FIFA has published a decision on the status of women's football players in the highest league in Bulgaria, dismissing arguments by clubs that women's football players in Bulgaria cannot be considered as professionals.
The FIFA Dispute Resolution Chamber (FIFA DRC) ruled in favour of Beth Curzon against the club FC Pirin Blagoevgrad. She was represented by English player union, the PFA. FIFPRO has followed the case and welcomes the decision.
Because Curzon’s contract was ended prematurely without just cause she asked the FIFA DRC to award her outstanding salaries and compensation for breach of contract.
The contract – which was open-ended and disguised as a “sports instructor” – had a six-month probation period. It was terminated by the club after less than two months.
One of the club’s arguments in the case was that the Bulgarian ‘football system’ does not allow professional contracts for women's football players and that therefore no contract could have been signed with a women's football player.

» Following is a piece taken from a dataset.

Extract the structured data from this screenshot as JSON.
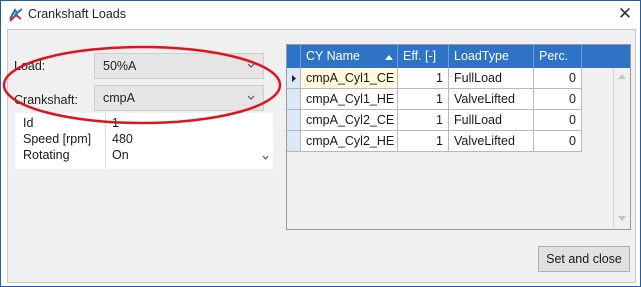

The FIFA DRC made clear in its ruling that the FIFA definition of a professional player (as per art. 2 par. 2 of the FIFA RSTP) applies to both the men’s and women’s game and that any possible rule by the Bulgarian Football Union stating differently would violate the principle of equal treatment and should not be recognised.
As a result, Curzon was considered to have a binding professional contract and the club was ordered to pay her compensation for breach of contract.